The lawsuit, filed in Hinds County Circuit Court, seeks to recover more than $20 million in cash that it claims the defendants “wasted” from the anti-poverty temporary relief program for needy families.
“I don’t understand these people,” attorney Brad Pigott, who drafted the lawsuit, told Mississippi Today. “What kind of person would decide that the money the law required to be spent on helping the poorest people in the poorest state would be better spent being distributed by them to their own families, to their own pet projects and their own favorite celebrities?”
The lawsuit was filed just weeks after the mother-son duo of Nancy New, 69, and Zachary New, 39, pleaded guilty to criminal charges for wasteful spending. The duo agreed to testify against others in the corruption case, which auditor Shad White said was Mississippi’s largest in two decades.
They ran a nonprofit group and an education corporation in the state, which received tens of millions of dollars through contracts with the Mississippi Department of Social Services; however, much of the money was illegally funneled to other nonprofits or contractors, considered “second-tier” recipients of the department, the outlet reported.

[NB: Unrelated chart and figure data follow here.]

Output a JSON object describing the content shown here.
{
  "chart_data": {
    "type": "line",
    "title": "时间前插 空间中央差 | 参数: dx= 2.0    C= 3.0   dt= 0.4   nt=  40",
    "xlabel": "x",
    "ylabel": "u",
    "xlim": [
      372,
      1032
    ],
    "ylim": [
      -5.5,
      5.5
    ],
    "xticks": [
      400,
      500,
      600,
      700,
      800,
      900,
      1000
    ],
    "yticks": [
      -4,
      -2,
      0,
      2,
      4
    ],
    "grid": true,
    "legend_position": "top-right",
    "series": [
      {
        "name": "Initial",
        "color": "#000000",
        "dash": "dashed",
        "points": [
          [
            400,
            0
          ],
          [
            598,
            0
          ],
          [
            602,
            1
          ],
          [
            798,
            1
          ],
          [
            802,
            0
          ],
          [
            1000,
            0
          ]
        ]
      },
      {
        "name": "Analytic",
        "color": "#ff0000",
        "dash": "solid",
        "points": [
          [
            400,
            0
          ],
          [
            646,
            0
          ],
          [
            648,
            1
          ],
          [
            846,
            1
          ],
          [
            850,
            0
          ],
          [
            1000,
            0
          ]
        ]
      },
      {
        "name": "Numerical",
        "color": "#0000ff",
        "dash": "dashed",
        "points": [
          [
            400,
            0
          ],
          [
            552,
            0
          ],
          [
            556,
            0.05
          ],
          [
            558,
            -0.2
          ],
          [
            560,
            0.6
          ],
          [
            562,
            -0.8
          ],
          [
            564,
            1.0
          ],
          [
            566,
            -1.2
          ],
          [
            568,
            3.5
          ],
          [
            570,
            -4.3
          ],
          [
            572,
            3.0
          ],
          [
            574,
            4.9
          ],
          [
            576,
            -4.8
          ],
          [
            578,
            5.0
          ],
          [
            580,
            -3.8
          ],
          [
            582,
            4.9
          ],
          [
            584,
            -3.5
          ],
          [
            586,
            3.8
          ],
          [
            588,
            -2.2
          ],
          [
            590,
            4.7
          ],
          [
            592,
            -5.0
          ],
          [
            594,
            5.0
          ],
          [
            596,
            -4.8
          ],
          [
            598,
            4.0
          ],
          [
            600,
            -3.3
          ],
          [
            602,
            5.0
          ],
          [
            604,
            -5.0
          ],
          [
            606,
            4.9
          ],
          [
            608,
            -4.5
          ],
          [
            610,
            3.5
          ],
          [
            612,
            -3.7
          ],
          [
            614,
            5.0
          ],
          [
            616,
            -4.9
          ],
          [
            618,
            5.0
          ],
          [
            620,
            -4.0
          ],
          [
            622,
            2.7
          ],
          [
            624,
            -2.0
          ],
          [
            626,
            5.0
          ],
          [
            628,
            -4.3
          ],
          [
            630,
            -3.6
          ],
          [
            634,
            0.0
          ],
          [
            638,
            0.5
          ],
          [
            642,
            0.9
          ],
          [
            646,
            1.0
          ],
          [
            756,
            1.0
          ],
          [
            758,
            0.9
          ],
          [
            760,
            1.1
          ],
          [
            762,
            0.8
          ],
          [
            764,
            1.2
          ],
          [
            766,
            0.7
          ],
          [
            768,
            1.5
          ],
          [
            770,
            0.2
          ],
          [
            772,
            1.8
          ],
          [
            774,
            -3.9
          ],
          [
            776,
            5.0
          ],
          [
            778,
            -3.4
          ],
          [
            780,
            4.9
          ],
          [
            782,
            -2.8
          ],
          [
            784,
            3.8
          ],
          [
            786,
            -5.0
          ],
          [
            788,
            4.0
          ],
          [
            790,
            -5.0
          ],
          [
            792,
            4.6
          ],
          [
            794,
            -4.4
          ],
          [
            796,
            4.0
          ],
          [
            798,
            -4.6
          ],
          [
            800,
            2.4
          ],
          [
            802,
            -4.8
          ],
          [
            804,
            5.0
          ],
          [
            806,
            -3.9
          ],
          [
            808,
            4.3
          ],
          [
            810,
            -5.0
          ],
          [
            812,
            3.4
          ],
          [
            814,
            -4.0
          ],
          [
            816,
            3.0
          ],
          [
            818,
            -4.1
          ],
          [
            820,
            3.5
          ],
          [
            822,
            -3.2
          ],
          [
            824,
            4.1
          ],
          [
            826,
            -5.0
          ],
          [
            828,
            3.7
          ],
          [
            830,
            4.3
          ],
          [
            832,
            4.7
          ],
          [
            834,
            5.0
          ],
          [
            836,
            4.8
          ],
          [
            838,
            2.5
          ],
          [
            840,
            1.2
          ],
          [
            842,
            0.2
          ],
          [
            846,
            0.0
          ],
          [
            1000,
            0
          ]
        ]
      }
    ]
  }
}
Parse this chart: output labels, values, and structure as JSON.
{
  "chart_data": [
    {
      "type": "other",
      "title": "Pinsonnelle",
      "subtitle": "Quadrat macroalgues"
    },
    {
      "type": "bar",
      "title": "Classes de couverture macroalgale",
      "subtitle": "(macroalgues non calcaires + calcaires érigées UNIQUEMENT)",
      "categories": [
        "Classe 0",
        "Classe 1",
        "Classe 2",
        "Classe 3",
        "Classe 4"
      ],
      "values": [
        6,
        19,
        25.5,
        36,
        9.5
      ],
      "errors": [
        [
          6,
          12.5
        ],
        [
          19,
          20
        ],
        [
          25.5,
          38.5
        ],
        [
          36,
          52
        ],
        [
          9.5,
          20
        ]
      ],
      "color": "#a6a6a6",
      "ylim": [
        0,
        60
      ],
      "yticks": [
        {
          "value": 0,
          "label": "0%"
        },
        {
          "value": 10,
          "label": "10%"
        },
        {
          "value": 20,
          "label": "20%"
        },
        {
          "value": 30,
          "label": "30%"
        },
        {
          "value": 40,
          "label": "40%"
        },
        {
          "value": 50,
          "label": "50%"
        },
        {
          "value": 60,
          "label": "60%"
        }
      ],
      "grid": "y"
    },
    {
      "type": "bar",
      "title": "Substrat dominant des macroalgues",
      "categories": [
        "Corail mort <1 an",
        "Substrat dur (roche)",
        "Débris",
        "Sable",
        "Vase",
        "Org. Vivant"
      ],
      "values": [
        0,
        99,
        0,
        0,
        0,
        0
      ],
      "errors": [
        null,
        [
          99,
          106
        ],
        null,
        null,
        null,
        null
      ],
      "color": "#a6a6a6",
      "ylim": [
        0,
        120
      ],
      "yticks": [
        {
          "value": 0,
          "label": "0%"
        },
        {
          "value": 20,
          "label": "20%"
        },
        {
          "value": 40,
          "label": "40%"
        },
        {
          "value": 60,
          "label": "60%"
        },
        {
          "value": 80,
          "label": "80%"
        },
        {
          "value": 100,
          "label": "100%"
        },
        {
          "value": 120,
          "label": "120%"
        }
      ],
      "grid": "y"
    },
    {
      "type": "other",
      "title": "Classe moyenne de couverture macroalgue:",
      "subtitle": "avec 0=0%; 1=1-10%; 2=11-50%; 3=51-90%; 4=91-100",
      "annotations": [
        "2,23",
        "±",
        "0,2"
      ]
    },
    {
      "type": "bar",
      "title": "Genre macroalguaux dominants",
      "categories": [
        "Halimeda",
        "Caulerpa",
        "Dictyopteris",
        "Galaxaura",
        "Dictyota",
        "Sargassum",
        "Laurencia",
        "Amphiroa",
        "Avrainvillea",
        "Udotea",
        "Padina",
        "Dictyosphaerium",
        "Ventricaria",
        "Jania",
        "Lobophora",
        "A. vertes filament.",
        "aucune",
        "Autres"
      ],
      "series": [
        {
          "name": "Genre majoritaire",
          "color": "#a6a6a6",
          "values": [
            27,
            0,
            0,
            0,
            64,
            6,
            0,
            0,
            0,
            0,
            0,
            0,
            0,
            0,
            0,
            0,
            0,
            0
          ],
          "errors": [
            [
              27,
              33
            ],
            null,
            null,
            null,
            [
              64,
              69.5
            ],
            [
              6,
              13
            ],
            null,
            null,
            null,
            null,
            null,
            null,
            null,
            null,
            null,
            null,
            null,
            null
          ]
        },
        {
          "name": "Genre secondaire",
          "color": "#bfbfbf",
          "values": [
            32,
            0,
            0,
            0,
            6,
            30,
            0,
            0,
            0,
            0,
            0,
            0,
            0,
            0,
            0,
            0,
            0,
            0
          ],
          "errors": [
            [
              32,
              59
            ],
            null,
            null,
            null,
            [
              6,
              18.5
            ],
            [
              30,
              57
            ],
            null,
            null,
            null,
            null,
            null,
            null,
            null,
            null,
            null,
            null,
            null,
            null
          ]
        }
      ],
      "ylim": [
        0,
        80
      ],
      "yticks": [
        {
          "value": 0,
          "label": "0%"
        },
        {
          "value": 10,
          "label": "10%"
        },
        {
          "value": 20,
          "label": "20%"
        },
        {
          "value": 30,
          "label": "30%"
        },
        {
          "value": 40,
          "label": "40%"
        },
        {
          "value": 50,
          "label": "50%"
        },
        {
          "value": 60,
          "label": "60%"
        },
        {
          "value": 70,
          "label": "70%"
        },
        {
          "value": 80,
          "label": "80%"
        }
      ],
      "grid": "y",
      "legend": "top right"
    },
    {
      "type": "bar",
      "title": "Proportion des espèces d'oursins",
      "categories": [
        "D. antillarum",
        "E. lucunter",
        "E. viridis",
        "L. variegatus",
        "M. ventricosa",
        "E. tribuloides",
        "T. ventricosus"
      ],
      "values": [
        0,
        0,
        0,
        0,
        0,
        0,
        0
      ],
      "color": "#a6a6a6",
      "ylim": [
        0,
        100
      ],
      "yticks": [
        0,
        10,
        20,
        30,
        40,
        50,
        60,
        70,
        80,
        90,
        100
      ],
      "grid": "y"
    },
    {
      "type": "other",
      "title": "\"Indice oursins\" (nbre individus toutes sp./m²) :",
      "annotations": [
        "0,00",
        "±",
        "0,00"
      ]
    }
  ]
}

Some of the welfare money was spent on the California rehab of former professional wrestler Brett DiBiase. He was named as a defendant in the lawsuit, along with his father and brother, Ted DiBiase Sr. and Ted “Teddy” DiBiase Jr.
In 2020, Nancy and Zachary, along with former Mississippi Department of Human Services executive director John Davis, and three others, were charged in state court with unnecessary expenses.
Last year, White demanded repayment of $77 million in misdirected social funds, including $1.1 million paid to Favre, who lives in Mississippi and has not been charged with any wrongdoing.
White accused Favre of being paid for speeches and not showing up. Favre said he was unaware the money came from welfare funds and noted that his charity had provided millions in cash to help poor children in Mississippi and Wisconsin.
Monday’s lawsuit claims Favre was once the largest individual outside investor and shareholder in the Florida-based company Prevacus, which was trying to develop a concussion drug. The lawsuit claims that in December 2018, Favre hoped Prevacus CEO Jake VanLandingham would ask Nancy to use welfare money to invest in the company.
In January 2019, Favre hosted a Prevacus stock sale presentation at his home attended by many defendants, where an agreement was reached to spend “substantial” social grants for Prevacus and its affiliate PreSolMD Inc.
The lawsuit says the action was in the names of Nancy and Zach, but was also for the financial benefit of Favre, VanLandingham and the two companies. He is demanding repayment of $2.1 million in social grants that were improperly paid to the two companies that year.
Favre’s longtime agent, James “Bus” Cook, did not immediately respond to a Fox News Digital request for comment.
The planned filing comes months after the auditor’s office handed the claims for reimbursement of misspent funds to the attorney general’s office.
“I applaud the team filing this lawsuit and am grateful that the state is taking another step toward justice for taxpayers,” White said. “We will continue to work alongside our federal partners – who have had access to all of our evidence for over two years – to ensure the matter is fully investigated.”
Attorney General Lynn Fitch and Governor Tate Reeves said in a joint statement Monday, “Our goal with this lawsuit is to seek justice for the shattered trust of the people of Mississippi and to recover funds that were misspent.”